Cuando pastoreaba una pequeña iglesia, enfrentamos una crisis tremenda: si no terminábamos los arreglos necesarios para que el edificio cumpliera con los requisitos de seguridad, perderíamos el lugar donde nos congregábamos. Siguió un período desesperado de recolección de fondos para solventar esas ampliaciones, pero entre todo el dinero ofrendado, hubo un caso que captó la atención de los líderes.
Una anciana, miembro de la congregación, donó varios cientos de dólares para el proyecto… dinero que sabíamos que no podía gastar. Le agradecimos por la ofrenda, pero quisimos devolvérsela, ya que sentíamos que su necesidad era mayor que la de la iglesia. Sin embargo, se negó a recibirla. Durante años, había estado ahorrando para comprar una cocina, y mientras tanto, cocinaba sobre un hornillo. Aun así, insistió diciendo que necesitaba más un lugar para adorar con la familia de la iglesia que esa cocina. Su generosa ofrenda nos sorprendió.
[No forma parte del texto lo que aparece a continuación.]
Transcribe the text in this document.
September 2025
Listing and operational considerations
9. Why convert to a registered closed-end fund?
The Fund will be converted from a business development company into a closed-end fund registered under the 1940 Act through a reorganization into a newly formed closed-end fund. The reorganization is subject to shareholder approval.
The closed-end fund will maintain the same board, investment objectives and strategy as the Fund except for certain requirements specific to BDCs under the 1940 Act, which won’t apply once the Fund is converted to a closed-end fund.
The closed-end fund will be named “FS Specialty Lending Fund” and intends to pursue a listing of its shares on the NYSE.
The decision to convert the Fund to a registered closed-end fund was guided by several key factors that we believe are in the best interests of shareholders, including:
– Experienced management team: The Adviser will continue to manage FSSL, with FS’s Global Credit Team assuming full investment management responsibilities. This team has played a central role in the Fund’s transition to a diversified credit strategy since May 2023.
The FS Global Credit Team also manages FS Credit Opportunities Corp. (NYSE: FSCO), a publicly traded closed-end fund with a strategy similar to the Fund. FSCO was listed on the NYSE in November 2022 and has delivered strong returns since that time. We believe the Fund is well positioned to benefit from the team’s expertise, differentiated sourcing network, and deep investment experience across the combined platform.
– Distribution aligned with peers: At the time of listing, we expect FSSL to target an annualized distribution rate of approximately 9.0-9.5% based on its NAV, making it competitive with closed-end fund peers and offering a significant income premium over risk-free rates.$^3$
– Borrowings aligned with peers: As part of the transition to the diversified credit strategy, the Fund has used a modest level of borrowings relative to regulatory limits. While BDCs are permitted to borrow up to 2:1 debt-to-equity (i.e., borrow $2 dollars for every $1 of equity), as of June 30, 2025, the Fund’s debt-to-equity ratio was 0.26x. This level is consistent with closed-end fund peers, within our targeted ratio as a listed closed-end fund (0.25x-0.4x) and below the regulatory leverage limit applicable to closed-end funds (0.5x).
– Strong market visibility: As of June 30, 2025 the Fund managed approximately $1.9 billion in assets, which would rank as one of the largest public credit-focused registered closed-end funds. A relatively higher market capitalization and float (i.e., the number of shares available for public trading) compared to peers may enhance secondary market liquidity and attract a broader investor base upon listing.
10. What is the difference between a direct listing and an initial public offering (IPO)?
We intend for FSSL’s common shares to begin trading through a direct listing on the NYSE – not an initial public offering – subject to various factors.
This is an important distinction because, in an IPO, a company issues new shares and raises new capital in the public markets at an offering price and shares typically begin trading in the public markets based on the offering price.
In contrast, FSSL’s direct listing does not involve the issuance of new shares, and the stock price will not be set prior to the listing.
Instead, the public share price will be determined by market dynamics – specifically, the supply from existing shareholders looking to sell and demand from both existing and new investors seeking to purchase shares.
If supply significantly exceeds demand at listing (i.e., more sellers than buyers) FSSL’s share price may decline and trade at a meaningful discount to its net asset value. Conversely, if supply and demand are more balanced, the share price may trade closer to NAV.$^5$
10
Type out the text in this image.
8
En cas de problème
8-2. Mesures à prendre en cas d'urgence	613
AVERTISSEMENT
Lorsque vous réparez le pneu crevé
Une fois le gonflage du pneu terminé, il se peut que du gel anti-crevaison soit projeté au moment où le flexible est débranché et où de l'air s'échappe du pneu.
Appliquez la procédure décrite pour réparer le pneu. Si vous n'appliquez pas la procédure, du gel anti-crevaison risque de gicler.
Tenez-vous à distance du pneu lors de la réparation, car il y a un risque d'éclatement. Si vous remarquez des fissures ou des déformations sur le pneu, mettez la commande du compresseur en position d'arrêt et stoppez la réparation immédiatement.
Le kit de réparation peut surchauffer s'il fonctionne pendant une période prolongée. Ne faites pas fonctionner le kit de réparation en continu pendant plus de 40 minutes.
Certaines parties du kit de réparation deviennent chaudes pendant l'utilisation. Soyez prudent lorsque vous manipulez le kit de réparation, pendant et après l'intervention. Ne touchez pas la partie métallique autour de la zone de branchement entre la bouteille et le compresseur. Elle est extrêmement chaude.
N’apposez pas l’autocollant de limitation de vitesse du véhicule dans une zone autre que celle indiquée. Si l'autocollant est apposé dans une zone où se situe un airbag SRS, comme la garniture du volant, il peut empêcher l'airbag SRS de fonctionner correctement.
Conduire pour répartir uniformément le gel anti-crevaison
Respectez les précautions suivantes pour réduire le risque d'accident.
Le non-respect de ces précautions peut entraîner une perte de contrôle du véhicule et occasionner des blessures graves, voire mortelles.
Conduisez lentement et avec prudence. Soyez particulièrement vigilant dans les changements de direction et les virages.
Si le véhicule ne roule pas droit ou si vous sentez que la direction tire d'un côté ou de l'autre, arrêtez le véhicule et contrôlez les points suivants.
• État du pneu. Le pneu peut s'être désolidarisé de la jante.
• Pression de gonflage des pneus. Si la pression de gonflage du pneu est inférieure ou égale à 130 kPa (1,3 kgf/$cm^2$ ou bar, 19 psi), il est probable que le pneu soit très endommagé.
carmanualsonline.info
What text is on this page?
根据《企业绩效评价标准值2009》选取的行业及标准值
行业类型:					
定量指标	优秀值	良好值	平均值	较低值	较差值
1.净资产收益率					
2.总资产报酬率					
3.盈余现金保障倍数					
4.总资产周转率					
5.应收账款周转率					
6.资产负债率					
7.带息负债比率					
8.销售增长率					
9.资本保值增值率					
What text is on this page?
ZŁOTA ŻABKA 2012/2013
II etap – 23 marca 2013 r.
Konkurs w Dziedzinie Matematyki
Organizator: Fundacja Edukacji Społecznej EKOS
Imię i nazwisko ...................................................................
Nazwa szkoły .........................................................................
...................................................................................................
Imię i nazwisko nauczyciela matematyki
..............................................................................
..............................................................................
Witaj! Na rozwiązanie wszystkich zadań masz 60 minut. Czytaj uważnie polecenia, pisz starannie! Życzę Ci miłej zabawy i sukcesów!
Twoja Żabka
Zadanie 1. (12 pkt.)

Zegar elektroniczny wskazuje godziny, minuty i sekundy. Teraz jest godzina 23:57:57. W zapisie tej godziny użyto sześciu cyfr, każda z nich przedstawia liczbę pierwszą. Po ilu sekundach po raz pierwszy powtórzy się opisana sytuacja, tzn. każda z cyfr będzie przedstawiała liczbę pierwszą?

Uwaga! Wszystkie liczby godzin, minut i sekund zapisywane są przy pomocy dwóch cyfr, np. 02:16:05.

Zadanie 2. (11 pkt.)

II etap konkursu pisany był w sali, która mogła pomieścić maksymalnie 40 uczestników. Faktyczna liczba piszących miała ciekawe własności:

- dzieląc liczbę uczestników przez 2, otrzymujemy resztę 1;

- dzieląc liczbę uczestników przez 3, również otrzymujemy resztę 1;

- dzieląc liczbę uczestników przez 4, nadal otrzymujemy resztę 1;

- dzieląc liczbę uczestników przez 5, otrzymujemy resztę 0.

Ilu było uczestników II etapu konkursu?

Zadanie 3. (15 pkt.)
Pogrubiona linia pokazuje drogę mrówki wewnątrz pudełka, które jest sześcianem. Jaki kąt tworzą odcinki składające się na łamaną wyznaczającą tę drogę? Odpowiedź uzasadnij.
Cuando nuestro Señor observó que una viuda ponía dos blancas (las monedas de menor valor) en la ofrenda para el templo, la alabó por su generosidad (Lucas 21:3-4). ¿Por qué? No fue por la cantidad, sino porque donó todo lo que tenía. Es la clase de ofrenda que, además de honrar a Dios, nos hace evocar al don más generoso que nos fue dado: Cristo.